Highrise: Lowering My Expectations
I have been following the build-up to the Highrise release by 37 Signals with only one eye, so I was pretty surprised by the positioning of the product in the email from Jason Fried today:
THE ANSWER TO THE AVALANCHE So many people. So many phone calls, emails, notes, follow-ups, and tasks. Who's this person again? When did we last speak? What did we talk about? Has anyone else in my company talked to this person? What's supposed to happen next? Highrise is here to keep track of it all.A PERSONAL ASSISTANT FOR EVERYONE IN YOUR COMPANY
When you use Highrise, contacts and communication history
can be shared across your entire company. No more "Jim has
the client's number and he's out of the office today."
No more "I don't know what Jane told the printer last week."
No more "Oops, I didn't know you already called her
back - I just did too." With Highrise, everyone's on
the same page.
So, it less that CRM -- which is what I had hoped that they would do -- but really more like a group information management system. But, hey, wait a sec... isn't that what Basecamp is? And Backpack, too?
These guys seemed destined to endlessly build a new take on the same set of issues. And all of them have annoying limitations (see Basecamp and The Federation of Work, and Jason Fried on Basecamp and the Federation of Work,
Why didn't they just rejigger Basecamp to support the handful of new notions in Highrise?
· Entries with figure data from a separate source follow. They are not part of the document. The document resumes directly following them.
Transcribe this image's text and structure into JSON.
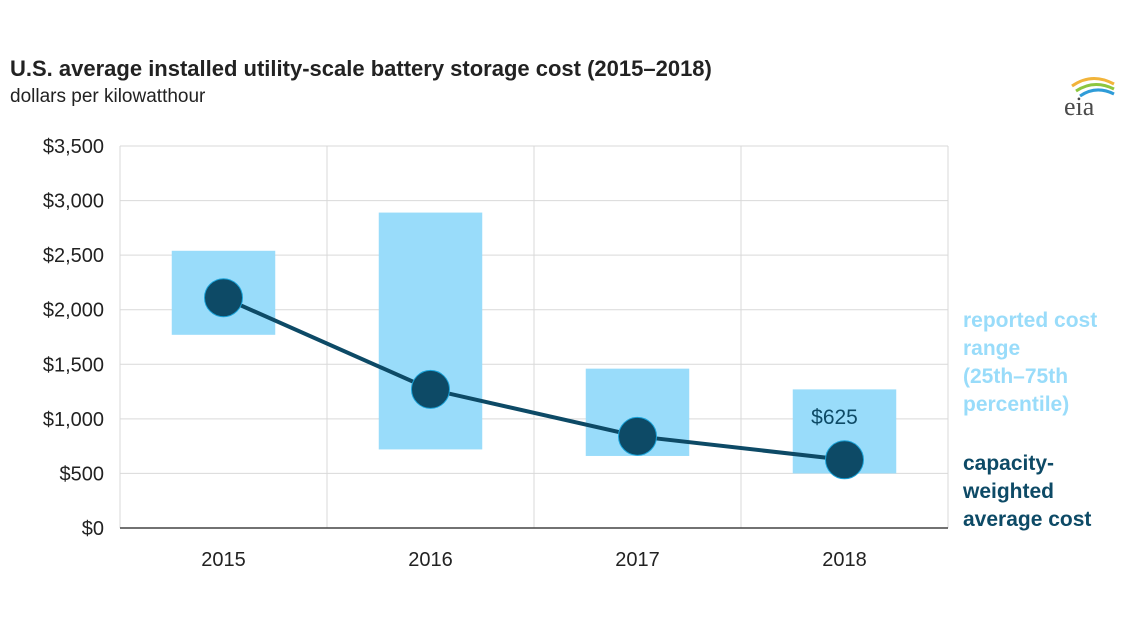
{
  "header": {
    "title": "U.S. average installed utility-scale battery storage cost (2015–2018)",
    "subtitle": "dollars per kilowatthour",
    "logo_text": "eia"
  },
  "legend": {
    "range_line1": "reported cost",
    "range_line2": "range",
    "range_line3": "(25th–75th",
    "range_line4": "percentile)",
    "avg_line1": "capacity-",
    "avg_line2": "weighted",
    "avg_line3": "average cost"
  },
  "colors": {
    "range_fill": "#99dcfa",
    "average_line": "#0d4a66",
    "grid": "#d9d9d9",
    "axis": "#444444"
  },
  "chart_data": {
    "type": "line",
    "categories": [
      "2015",
      "2016",
      "2017",
      "2018"
    ],
    "ylim": [
      0,
      3500
    ],
    "y_ticks": [
      0,
      500,
      1000,
      1500,
      2000,
      2500,
      3000,
      3500
    ],
    "y_tick_labels": [
      "$0",
      "$500",
      "$1,000",
      "$1,500",
      "$2,000",
      "$2,500",
      "$3,000",
      "$3,500"
    ],
    "grid": true,
    "series": [
      {
        "name": "reported cost range (25th–75th percentile)",
        "kind": "range",
        "low": [
          1770,
          720,
          660,
          500
        ],
        "high": [
          2540,
          2890,
          1460,
          1270
        ]
      },
      {
        "name": "capacity-weighted average cost",
        "kind": "line",
        "values": [
          2110,
          1270,
          840,
          625
        ]
      }
    ],
    "annotations": [
      {
        "category": "2018",
        "text": "$625"
      }
    ]
  }
}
Yes, you can tag people in Highrise, but couldn't they have rethought contacts in Basecamp to support tags, and linked notes?
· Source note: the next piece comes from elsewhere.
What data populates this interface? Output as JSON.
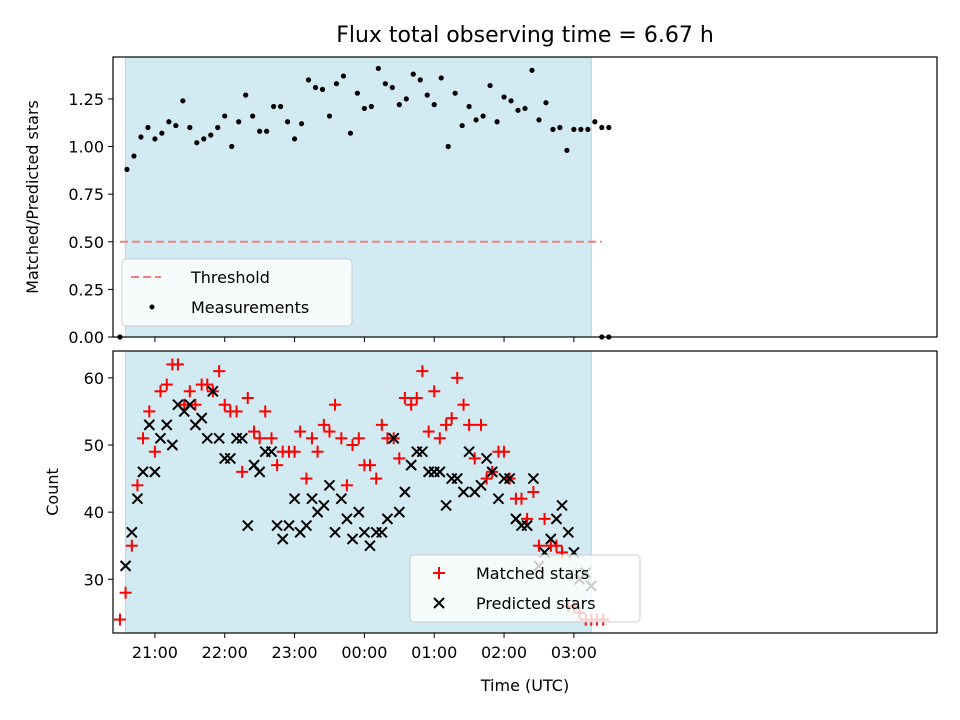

I found that Highrise Cases aren't supported unless you sign up for the $49/mo plan, so I didn't get to fool with them, but I just don't think Highrise is worth using without Cases, really.
So, Highrise turns out to be a competitor to Basecamp, Backpack, and other social info managers like Stikkit, not something that is going to cut into Saleforce.com. At least not in this form.


Boyd: We met through Clarence on Collective X. I was linked to this post about Highrise and I think you nailed what we have been talking about internally. Even Tom Peters mentioned how the products are missing key features.
"We're using basecamp for some projects at tompeters.com. One complaint is that basecamp doesn't have a calendar function. Jason assures me that that deficiency is being worked on. That's going to make someone on our team very happy."
While Highrise and Basecamp sit without adequate calendars which need them badly. Backpack has a personal "5 color" calendar. Each product seems to solve and reinforce the same idea. Over and over again. I would of loved the ability to forward messages into Basecamp.
Do we really need that feature in a brand new product?
Does 37signals make more money by providing features to existing customers or releasing new products and get another $12 a month out of each of us?